沈津叹一口气,附和着叶霓棠出声,
“陆大人,这些年,沈某个人和兵部帮你们户部垫了十万军饷都不止,实在是垫付不起了,
今天,我就代替那些边关将士英雄们,恳请你早日拔银,别寒了将士们的心,
茶凉了能重新泡,人心寒了,哪怕你陆家用千金万金也难以捂热啊。”
“请陆尚书为边关将士拨军饷!”
太子和沈家一脉的臣子们,纷纷出声,请陆序洲拨出军饷。
被推上风口浪尖的陆序洲,面黑如铁,“陆某也不想亏待边城将士,可……”
他想说皇上不愿意给邬野关军饷,他有什么办法啊。
可他不能说原因。
不然,皇上那里更难以交代。
只能推脱道:“诸位,等初六朝廷开印,我会禀明皇上,早日拨下军饷。”
叶霓棠立马反驳,“那不行,如今又下雪了,多等一日,邬野关的英雄们,就可能多冻死一个,
他们也和诸位大臣一样,是母亲的孩子,孩子的父亲,妇人的一家顶梁柱,要是冻死了,他们家的亲人该是多么绝望和伤心,
我说个不恰当的比喻,诸位大臣,你们若因为没有俸禄饿死了,你们的老娘媳妇孩娃要怎么活?”
这话,让一众来参加宫宴的人,听的心里发毛。
这过年的大喜庆日子,郡主说这些干啥,败兴不是?
“哎呦,年纪大喽,听不得这个,陆尚书,你就为天下的母亲儿女妻子们行行好,早日把军饷拨下吧。”
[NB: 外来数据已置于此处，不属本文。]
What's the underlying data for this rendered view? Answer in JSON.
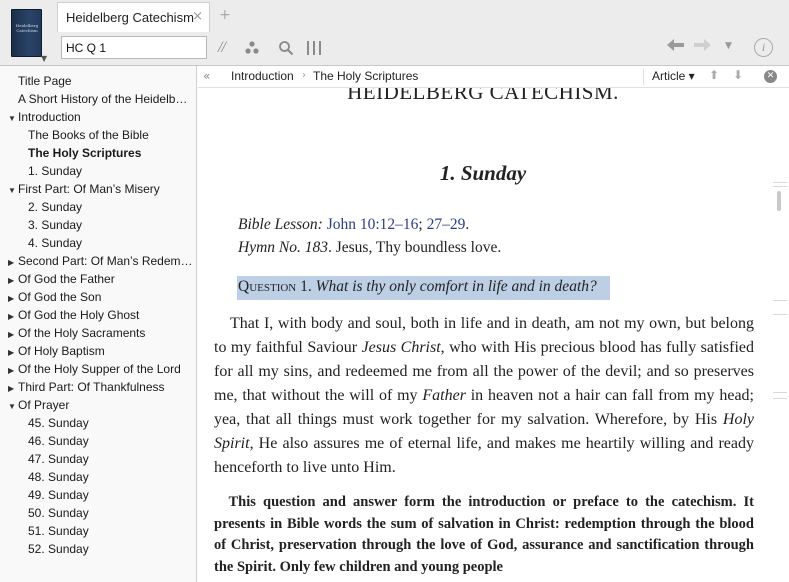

一道老人的声音响起,叶霓棠抬眸看去,是国子监祭酒盛修齐,他和盛勤栢只能算是同姓。
两人祖上是兄弟,但已经出了九族,是盛姓的两个分支。
盛修齐一支是正宗的书香传承,族中子女品貌端正,才华横溢,很受大峪学子们的尊敬。
盛勤栢他们那一支就低劣很多,善于钻营走歪门邪道。
两人的族人不相往来,也相互瞧不起对方。
他出声后,跟他关系好的臣子也说话了,“陆尚书,人心都是肉长的,你就可怜可怜那些为了保卫大峪,不得不送儿孙上战场的百姓们吧。”
陆序洲简直气炸了,他不想要个好名声啊,可他巧妇难为无米之炊呀。
陆月窈自然要维护兄长,“诸位大臣何必为难我哥哥,不给邬野关拨军饷,自有皇上的考量,岂是一个户部尚书就能决定的。”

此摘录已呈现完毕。